Regularity of Lyapunov Exponents for Diffeomorphisms with Dominated Splitting

TL;DR

This paper investigates the regularity and differentiability of Lyapunov exponents in families of diffeomorphisms with dominated splittings, providing formulas and applications to entropy and rigidity phenomena.

Contribution

It establishes the regularity of Lyapunov exponents relative to invariant bundle regularities and derives formulas for derivatives under certain conditions.

Findings

Lyapunov exponents are at least as regular as the sum of bundle regularities.

The derivative formulas for Lyapunov exponents are obtained under specific conditions.
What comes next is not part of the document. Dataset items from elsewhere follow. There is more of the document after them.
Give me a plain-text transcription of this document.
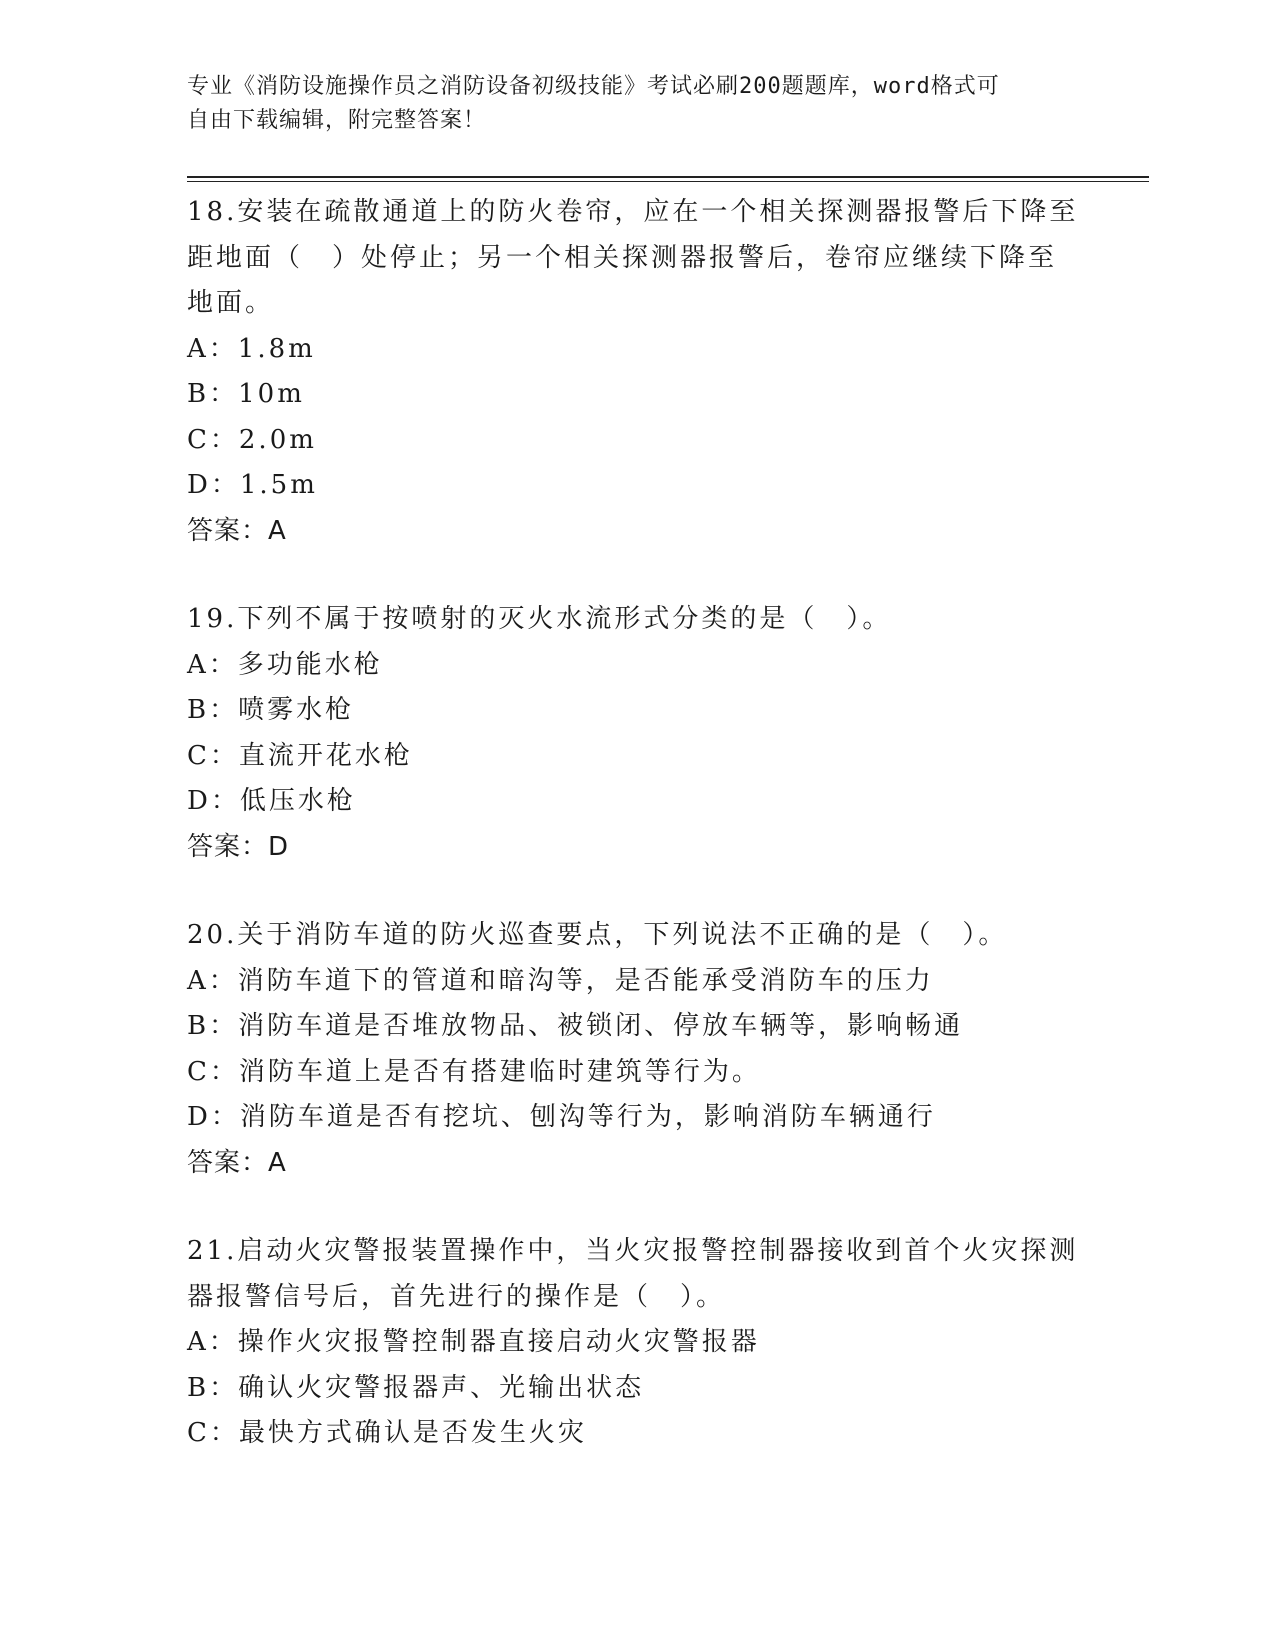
专业《消防设施操作员之消防设备初级技能》考试必刷200题题库，word格式可
自由下载编辑，附完整答案！
18.安装在疏散通道上的防火卷帘，应在一个相关探测器报警后下降至
距地面（　）处停止；另一个相关探测器报警后，卷帘应继续下降至
地面。
A：1.8m
B：10m
C：2.0m
D：1.5m
答案：A
19.下列不属于按喷射的灭火水流形式分类的是（　）。
A：多功能水枪
B：喷雾水枪
C：直流开花水枪
D：低压水枪
答案：D
20.关于消防车道的防火巡查要点，下列说法不正确的是（　）。
A：消防车道下的管道和暗沟等，是否能承受消防车的压力
B：消防车道是否堆放物品、被锁闭、停放车辆等，影响畅通
C：消防车道上是否有搭建临时建筑等行为。
D：消防车道是否有挖坑、刨沟等行为，影响消防车辆通行
答案：A
21.启动火灾警报装置操作中，当火灾报警控制器接收到首个火灾探测
器报警信号后，首先进行的操作是（　）。
A：操作火灾报警控制器直接启动火灾警报器
B：确认火灾警报器声、光输出状态
C：最快方式确认是否发生火灾
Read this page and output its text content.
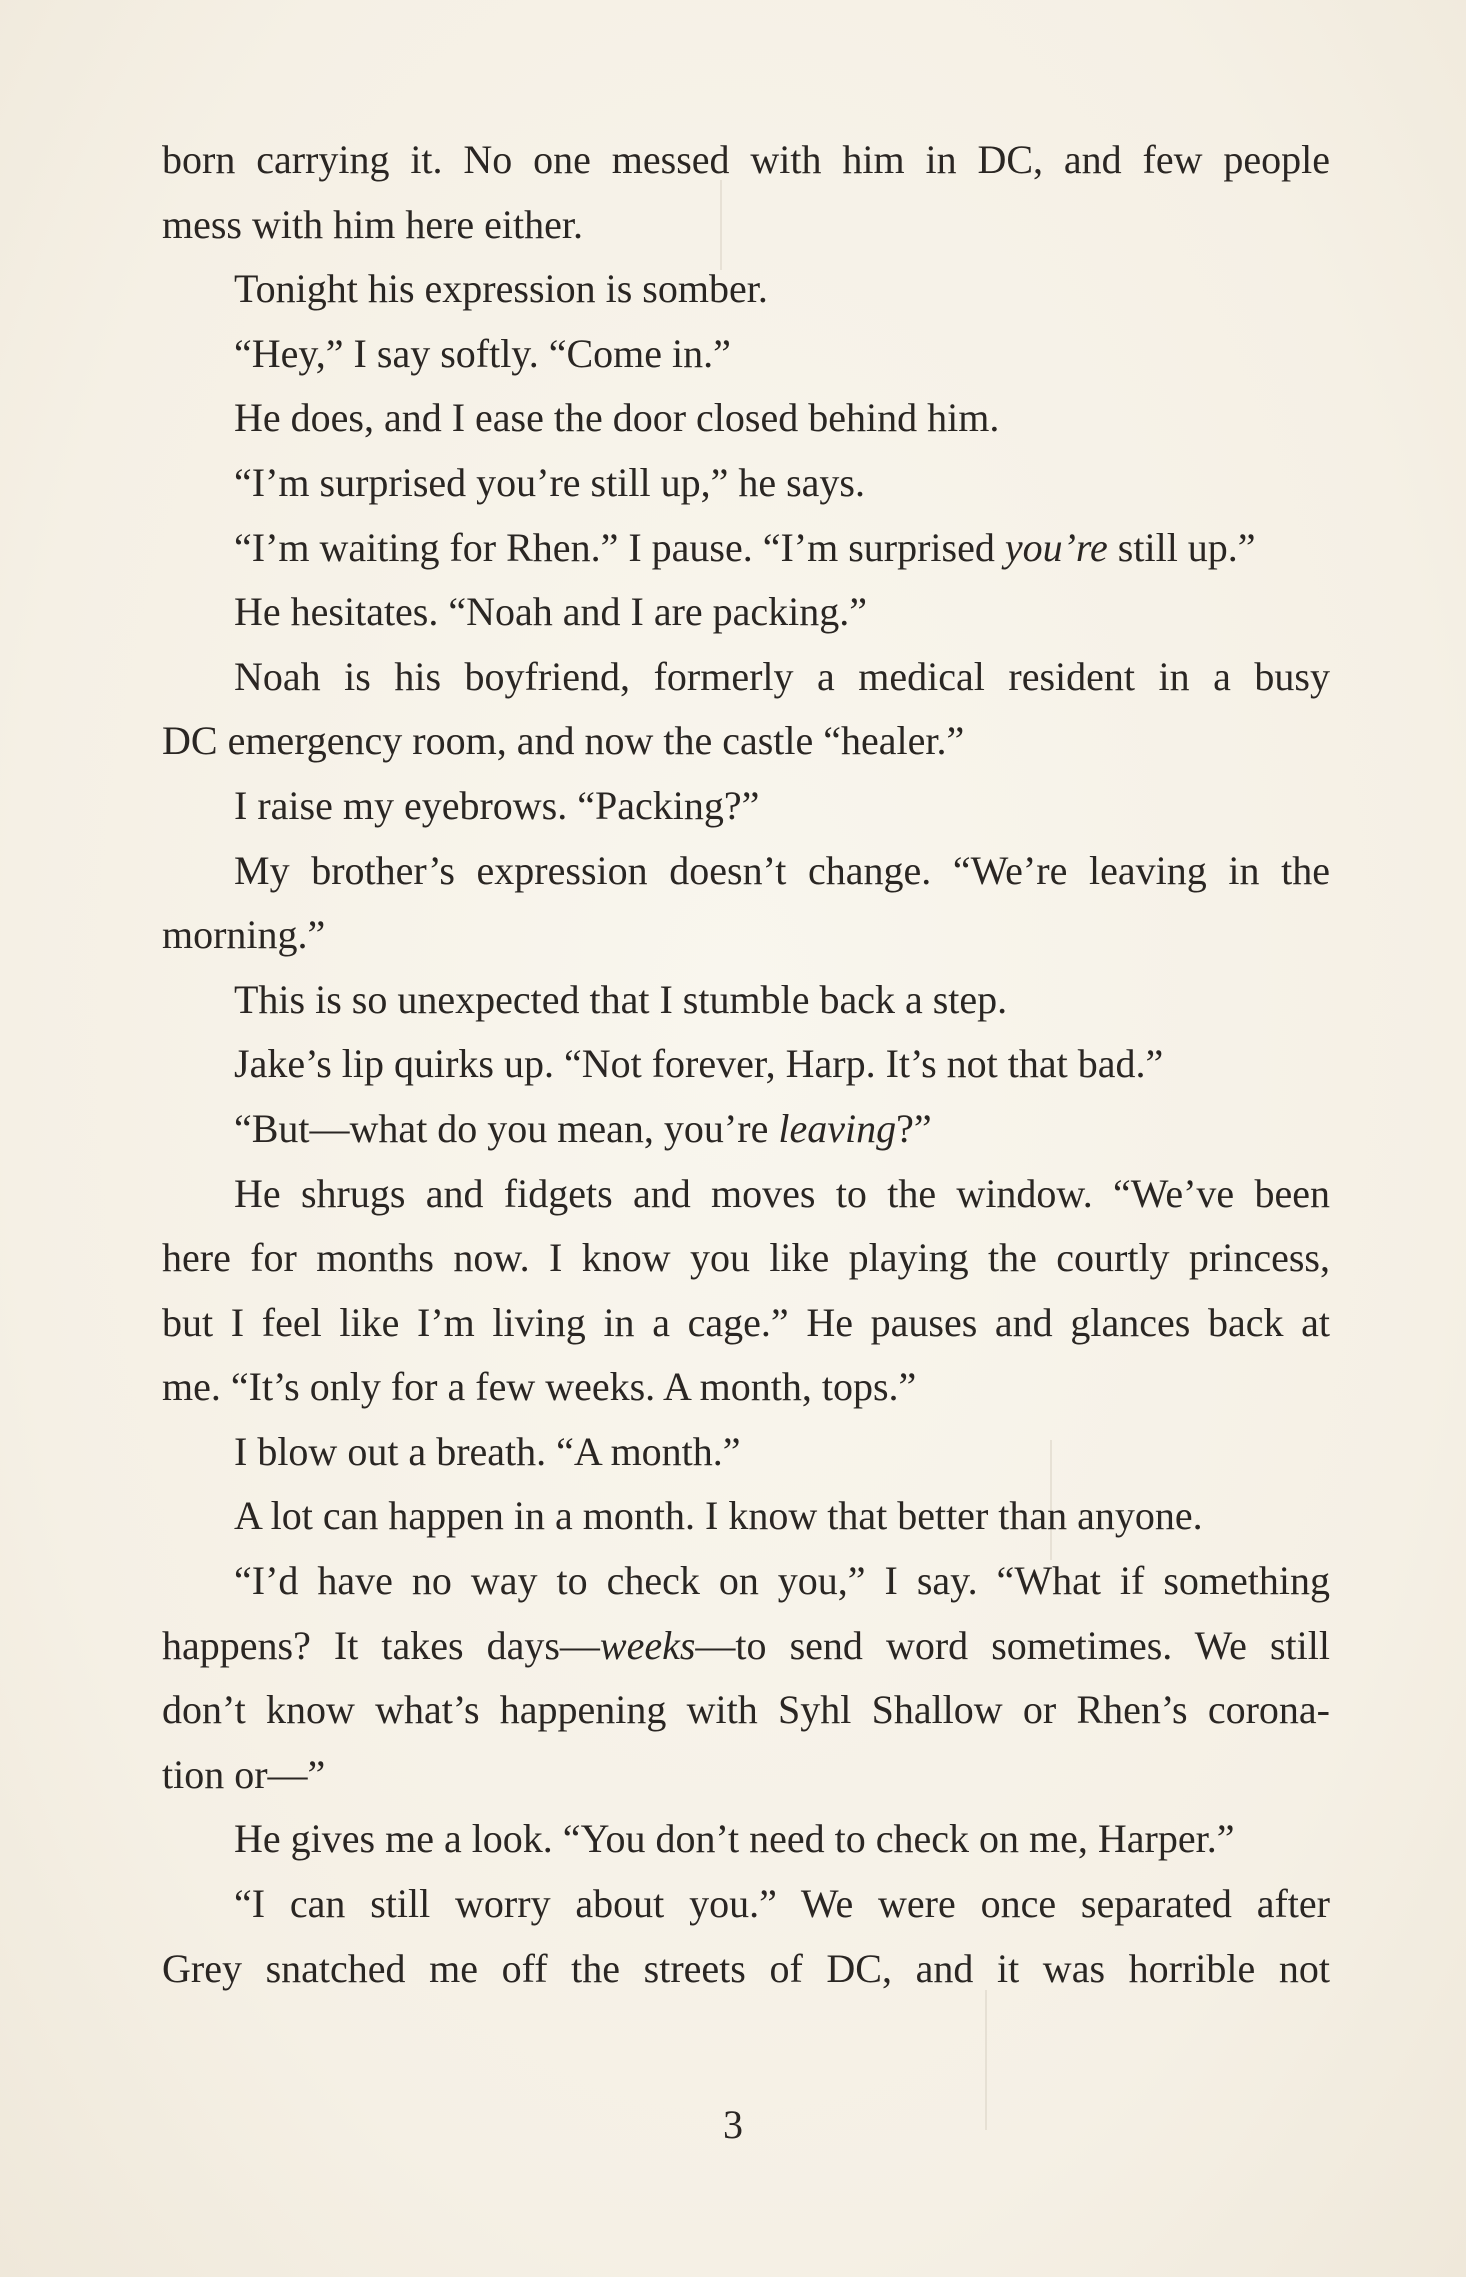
born carrying it. No one messed with him in DC, and few people
mess with him here either.
Tonight his expression is somber.
“Hey,” I say softly. “Come in.”
He does, and I ease the door closed behind him.
“I’m surprised you’re still up,” he says.
“I’m waiting for Rhen.” I pause. “I’m surprised you’re still up.”
He hesitates. “Noah and I are packing.”
Noah is his boyfriend, formerly a medical resident in a busy
DC emergency room, and now the castle “healer.”
I raise my eyebrows. “Packing?”
My brother’s expression doesn’t change. “We’re leaving in the
morning.”
This is so unexpected that I stumble back a step.
Jake’s lip quirks up. “Not forever, Harp. It’s not that bad.”
“But—what do you mean, you’re leaving?”
He shrugs and fidgets and moves to the window. “We’ve been
here for months now. I know you like playing the courtly princess,
but I feel like I’m living in a cage.” He pauses and glances back at
me. “It’s only for a few weeks. A month, tops.”
I blow out a breath. “A month.”
A lot can happen in a month. I know that better than anyone.
“I’d have no way to check on you,” I say. “What if something
happens? It takes days—weeks—to send word sometimes. We still
don’t know what’s happening with Syhl Shallow or Rhen’s corona-
tion or—”
He gives me a look. “You don’t need to check on me, Harper.”
“I can still worry about you.” We were once separated after
Grey snatched me off the streets of DC, and it was horrible not
3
Critical points of Lyapunov exponents imply rigidity and structural decompositions.

Abstract

We consider families of diffeomorphisms with dominated splittings and preserving a Borel probability measure, and we study the regularity of the Lyapunov exponents associated to the invariant bundles with respect to the parameter. We obtain that the regularity is at least the sum of the regularities of the two invariant bundles (for regularities in $[0,1]$), and under suitable conditions we obtain formulas for the derivatives. Similar results are obtained for families of flows, and for the case when the invariant measure depends on the map. We also obtain several applications. Near the time one map of a geodesic flow of a surface of negative curvature the metric entropy of the volume is Lipschitz with respect to the parameter. At the time one map of a geodesic flow on a manifold of constant negative curvature the topological entropy is differentiable with respect to the parameter, and we give a formula for the derivative. Under some regularity conditions, the critical points of the Lyapunov exponent function are non-flat (the second derivative is nonzero for some families). Also, again under some regularity conditions, the criticality of the Lyapunov exponent function implies some rigidity of the map, in the sense that the volume decomposes as a product along the two complimentary foliations. In particular for area preserving Anosov diffeomorphisms, the only critical points are the maps smoothly conjugated to the linear map, corresponding to the global extrema.